Mais cette nouvelle crise met à rude épreuve des opérations humanitaires déjà très sollicitées et insuffisamment financées dans un pays qui se remet encore des ravages d’une guerre civile brutale qui a duré sept ans et qui s’est achevée en 2020. Plus de 2,2 millions de personnes sont toujours déplacées à l’intérieur du pays en raison du conflit et des effets du changement climatique, tandis que les trois quarts de la population ont besoin d’une assistance humanitaire. De plus, le Soudan du Sud accueille plus de 300 000 réfugiés venus du Soudan et d’autres pays.
Les organisations humanitaires s’inquiètent des répercussions plus larges du conflit soudanais sur la situation dans les régions situées au nord du Soudan du Sud, qui dépendent du Soudan pour de nombreux produits de base et pour la nourriture. Le conflit affecte les échanges transfrontaliers, fait grimper en flèche les prix du marché et du carburant à Renk et engendre une pénurie d’eau potable en bouteille et d’autres produits de première nécessité.
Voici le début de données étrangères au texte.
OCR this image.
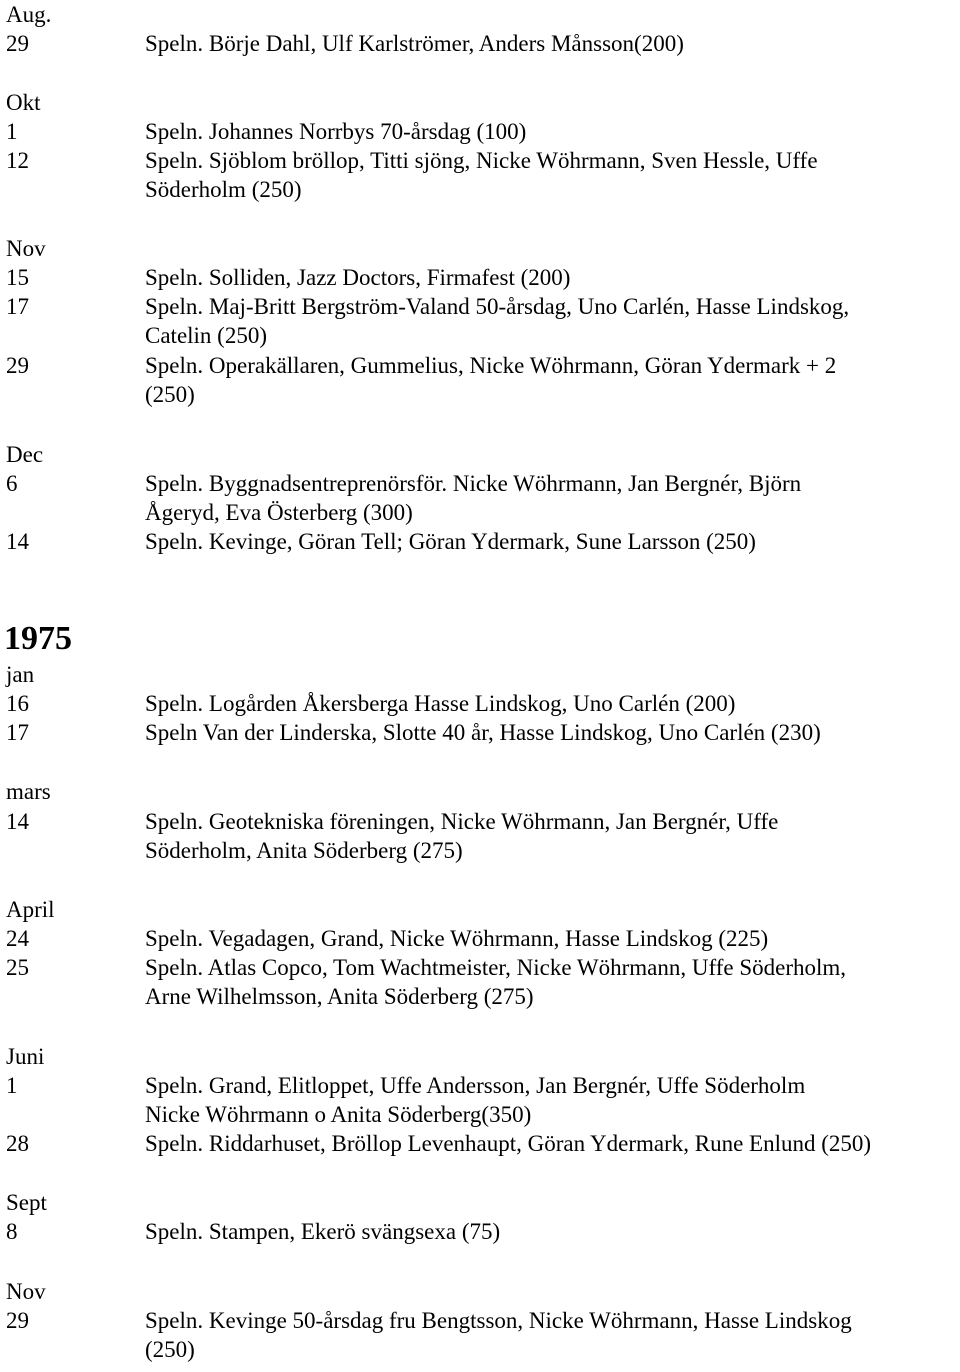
1975
Aug.
29	Speln. Börje Dahl, Ulf Karlströmer, Anders Månsson(200)
Okt
1	Speln. Johannes Norrbys 70-årsdag (100)
12	Speln. Sjöblom bröllop, Titti sjöng, Nicke Wöhrmann, Sven Hessle, Uffe
Söderholm (250)
Nov
15	Speln. Solliden, Jazz Doctors, Firmafest (200)
17	Speln. Maj-Britt Bergström-Valand 50-årsdag, Uno Carlén, Hasse Lindskog,
Catelin (250)
29	Speln. Operakällaren, Gummelius, Nicke Wöhrmann, Göran Ydermark + 2
(250)
Dec
6	Speln. Byggnadsentreprenörsför. Nicke Wöhrmann, Jan Bergnér, Björn
Ågeryd, Eva Österberg (300)
14	Speln. Kevinge, Göran Tell; Göran Ydermark, Sune Larsson (250)
jan
16	Speln. Logården Åkersberga Hasse Lindskog, Uno Carlén (200)
17	Speln Van der Linderska, Slotte 40 år, Hasse Lindskog, Uno Carlén (230)
mars
14	Speln. Geotekniska föreningen, Nicke Wöhrmann, Jan Bergnér, Uffe
Söderholm, Anita Söderberg (275)
April
24	Speln. Vegadagen, Grand, Nicke Wöhrmann, Hasse Lindskog (225)
25	Speln. Atlas Copco, Tom Wachtmeister, Nicke Wöhrmann, Uffe Söderholm,
Arne Wilhelmsson, Anita Söderberg (275)
Juni
1	Speln. Grand, Elitloppet, Uffe Andersson, Jan Bergnér, Uffe Söderholm
Nicke Wöhrmann o Anita Söderberg(350)
28	Speln. Riddarhuset, Bröllop Levenhaupt, Göran Ydermark, Rune Enlund (250)
Sept
8	Speln. Stampen, Ekerö svängsexa (75)
Nov
29	Speln. Kevinge 50-årsdag fru Bengtsson, Nicke Wöhrmann, Hasse Lindskog
(250)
Des possibilités de transport limitées
Parallèlement, les inondations liées au changement climatique ont dévasté une grande partie de l’infrastructure routière déjà limitée dans le nord du Soudan du Sud. Pour les personnes rapatriées qui espèrent poursuivre leur voyage vers leur région d’origine, les possibilités de transport sont limitées et inabordables pour la plupart d’entre elles.
« Le HCR est présent, et nous aidons à transférer les personnes vers nos centres de transit, mais sans ressources supplémentaires, il sera difficile de les transporter plus loin », explique Lillian Sabasi, responsable de la protection au HCR.
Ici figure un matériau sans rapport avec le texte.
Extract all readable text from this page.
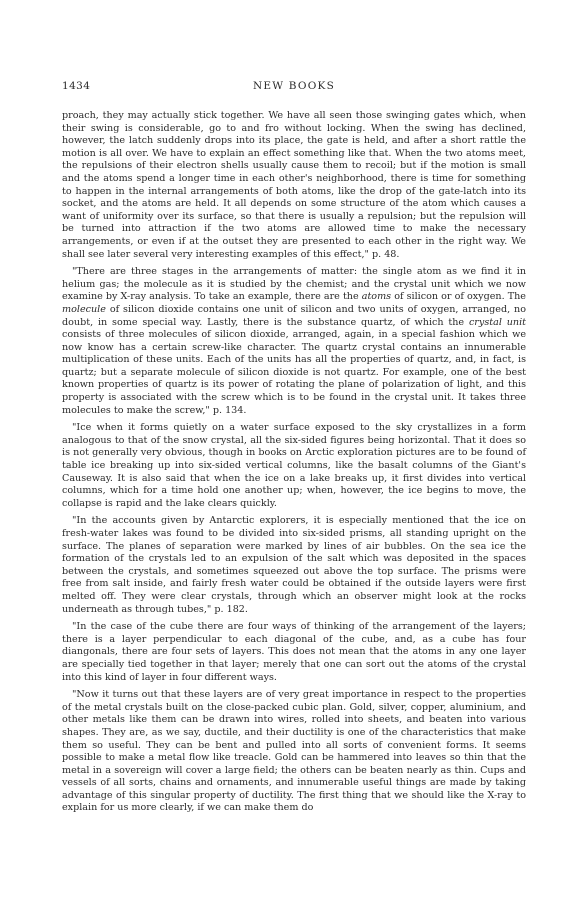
1434	NEW BOOKS

proach, they may actually stick together. We have all seen those swinging gates which, when their swing is considerable, go to and fro without locking. When the swing has declined, however, the latch suddenly drops into its place, the gate is held, and after a short rattle the motion is all over. We have to explain an effect something like that. When the two atoms meet, the repulsions of their electron shells usually cause them to recoil; but if the motion is small and the atoms spend a longer time in each other's neighborhood, there is time for something to happen in the internal arrangements of both atoms, like the drop of the gate-latch into its socket, and the atoms are held. It all depends on some structure of the atom which causes a want of uniformity over its surface, so that there is usually a repulsion; but the repulsion will be turned into attraction if the two atoms are allowed time to make the necessary arrangements, or even if at the outset they are presented to each other in the right way. We shall see later several very interesting examples of this effect," p. 48.

"There are three stages in the arrangements of matter: the single atom as we find it in helium gas; the molecule as it is studied by the chemist; and the crystal unit which we now examine by X-ray analysis. To take an example, there are the atoms of silicon or of oxygen. The molecule of silicon dioxide contains one unit of silicon and two units of oxygen, arranged, no doubt, in some special way. Lastly, there is the substance quartz, of which the crystal unit consists of three molecules of silicon dioxide, arranged, again, in a special fashion which we now know has a certain screw-like character. The quartz crystal contains an innumerable multiplication of these units. Each of the units has all the properties of quartz, and, in fact, is quartz; but a separate molecule of silicon dioxide is not quartz. For example, one of the best known properties of quartz is its power of rotating the plane of polarization of light, and this property is associated with the screw which is to be found in the crystal unit. It takes three molecules to make the screw," p. 134.

"Ice when it forms quietly on a water surface exposed to the sky crystallizes in a form analogous to that of the snow crystal, all the six-sided figures being horizontal. That it does so is not generally very obvious, though in books on Arctic exploration pictures are to be found of table ice breaking up into six-sided vertical columns, like the basalt columns of the Giant's Causeway. It is also said that when the ice on a lake breaks up, it first divides into vertical columns, which for a time hold one another up; when, however, the ice begins to move, the collapse is rapid and the lake clears quickly.

"In the accounts given by Antarctic explorers, it is especially mentioned that the ice on fresh-water lakes was found to be divided into six-sided prisms, all standing upright on the surface. The planes of separation were marked by lines of air bubbles. On the sea ice the formation of the crystals led to an expulsion of the salt which was deposited in the spaces between the crystals, and sometimes squeezed out above the top surface. The prisms were free from salt inside, and fairly fresh water could be obtained if the outside layers were first melted off. They were clear crystals, through which an observer might look at the rocks underneath as through tubes," p. 182.

"In the case of the cube there are four ways of thinking of the arrangement of the layers; there is a layer perpendicular to each diagonal of the cube, and, as a cube has four diangonals, there are four sets of layers. This does not mean that the atoms in any one layer are specially tied together in that layer; merely that one can sort out the atoms of the crystal into this kind of layer in four different ways.

"Now it turns out that these layers are of very great importance in respect to the properties of the metal crystals built on the close-packed cubic plan. Gold, silver, copper, aluminium, and other metals like them can be drawn into wires, rolled into sheets, and beaten into various shapes. They are, as we say, ductile, and their ductility is one of the characteristics that make them so useful. They can be bent and pulled into all sorts of convenient forms. It seems possible to make a metal flow like treacle. Gold can be hammered into leaves so thin that the metal in a sovereign will cover a large field; the others can be beaten nearly as thin. Cups and vessels of all sorts, chains and ornaments, and innumerable useful things are made by taking advantage of this singular property of ductility. The first thing that we should like the X-ray to explain for us more clearly, if we can make them do
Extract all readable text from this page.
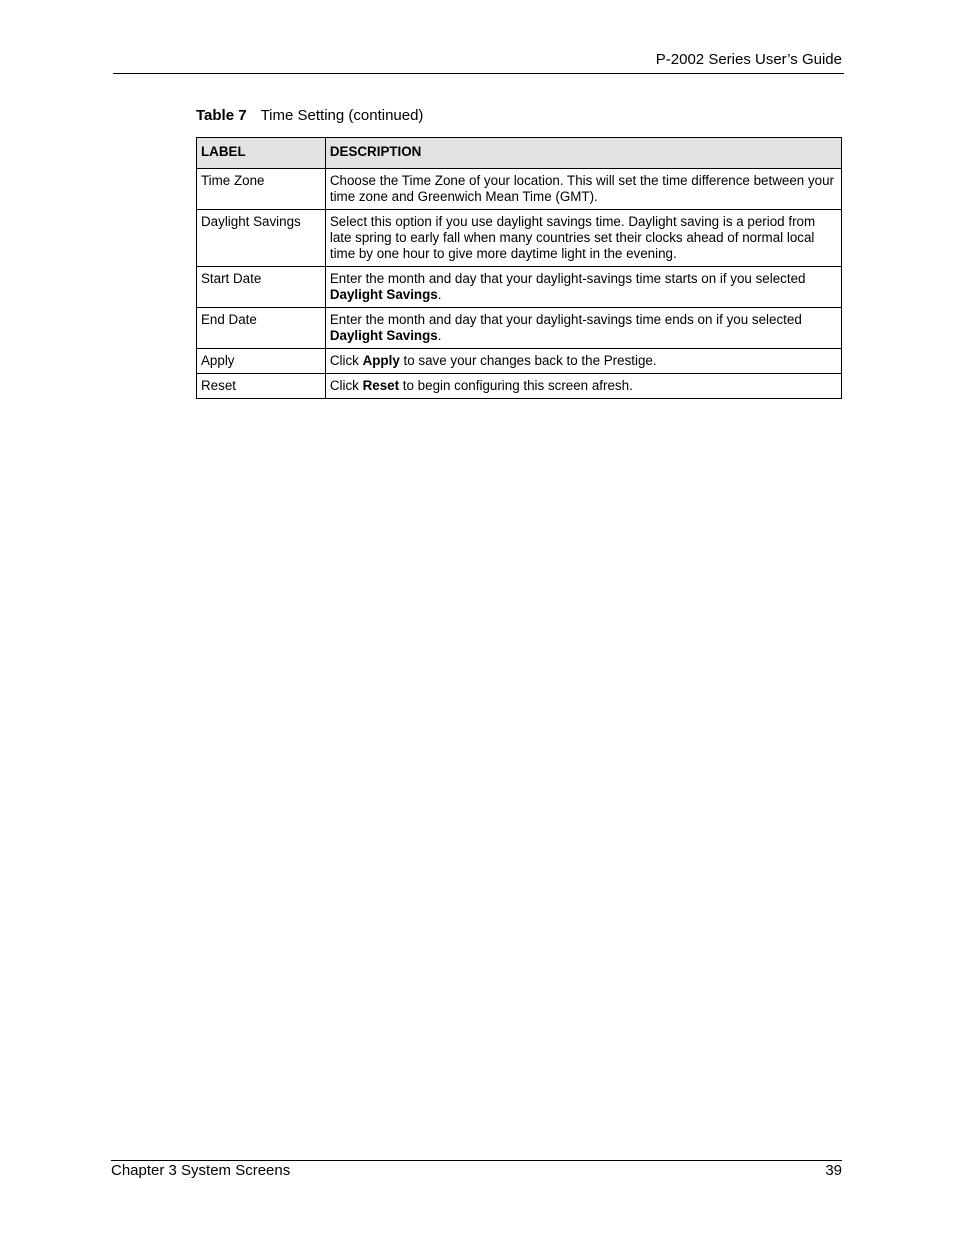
P-2002 Series User’s Guide
Table 7 Time Setting (continued)
LABEL	DESCRIPTION
Time Zone	Choose the Time Zone of your location. This will set the time difference between your time zone and Greenwich Mean Time (GMT).
Daylight Savings	Select this option if you use daylight savings time. Daylight saving is a period from late spring to early fall when many countries set their clocks ahead of normal local time by one hour to give more daytime light in the evening.
Start Date	Enter the month and day that your daylight-savings time starts on if you selected Daylight Savings.
End Date	Enter the month and day that your daylight-savings time ends on if you selected Daylight Savings.
Apply	Click Apply to save your changes back to the Prestige.
Reset	Click Reset to begin configuring this screen afresh.
Chapter 3 System Screens	39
Malual Mayom Deng et sa famille ont dépensé la majeure partie de l’argent dont ils disposaient pour acheter les billets de bus nécessaires pour quitter le Soudan.
« Le billet pour une personne coûtait 35 000 livres soudanaises [58 dollars], et nous sommes huit, donc c’était très cher », affirme-t-il. « Il nous a fallu deux jours pour arriver au Soudan du Sud. »
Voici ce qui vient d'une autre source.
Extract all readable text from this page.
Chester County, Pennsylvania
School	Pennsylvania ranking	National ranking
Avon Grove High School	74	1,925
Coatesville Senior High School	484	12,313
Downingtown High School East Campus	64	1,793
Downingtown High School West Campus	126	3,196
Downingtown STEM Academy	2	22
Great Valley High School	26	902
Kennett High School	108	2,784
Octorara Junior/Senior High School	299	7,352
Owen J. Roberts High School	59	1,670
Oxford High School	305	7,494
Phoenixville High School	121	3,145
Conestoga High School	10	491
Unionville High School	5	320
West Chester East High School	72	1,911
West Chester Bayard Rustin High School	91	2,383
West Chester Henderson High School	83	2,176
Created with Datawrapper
Ils ont effectué la dernière partie du voyage dans une charrette tirée par un âne, chargée des seules affaires qu’il leur restait.
“Aujourd’hui, nous fuyons à nouveau, cette fois-ci pour rentrer chez nous.“
Comme pour Alekiir, ce n’était pas la première fois qu’ils fuyaient un conflit. « En 2016, nous avons fui le Soudan du Sud en raison de la guerre », explique Malual. « Nous sommes devenus des réfugiés au Soudan. Nous voulions être en sécurité. Aujourd’hui, nous fuyons à nouveau, cette fois-ci pour rentrer chez nous. »
Leur maison se trouve dans le nord de la région de Bahr el Ghazal, à des centaines de kilomètres au sud-ouest. Il est difficile de savoir à ce jour comment ils pourront s’y rendre. Même le simple fait de contacter les membres de la famille restés sur place est un défi en raison de la mauvaise qualité du réseau de téléphonie mobile.
Ceux qui parviennent à retourner dans leur région d’origine se retrouveront probablement au sein de communautés extrêmement fragilisées par le changement climatique, les conflits et l’insécurité alimentaire.
« Le Soudan du Sud était déjà confronté à une crise humanitaire majeure », explique Lilian Sabasi. « Un grand nombre de personnes rentrant chez elles de manière imprévue pourrait déstabiliser les communautés locales qui sont déjà en difficulté et exacerber ainsi la crise. »
Alekiir et sa famille espèrent retourner chez eux à Melut, dans l’État du Haut-Nil, au Soudan du Sud.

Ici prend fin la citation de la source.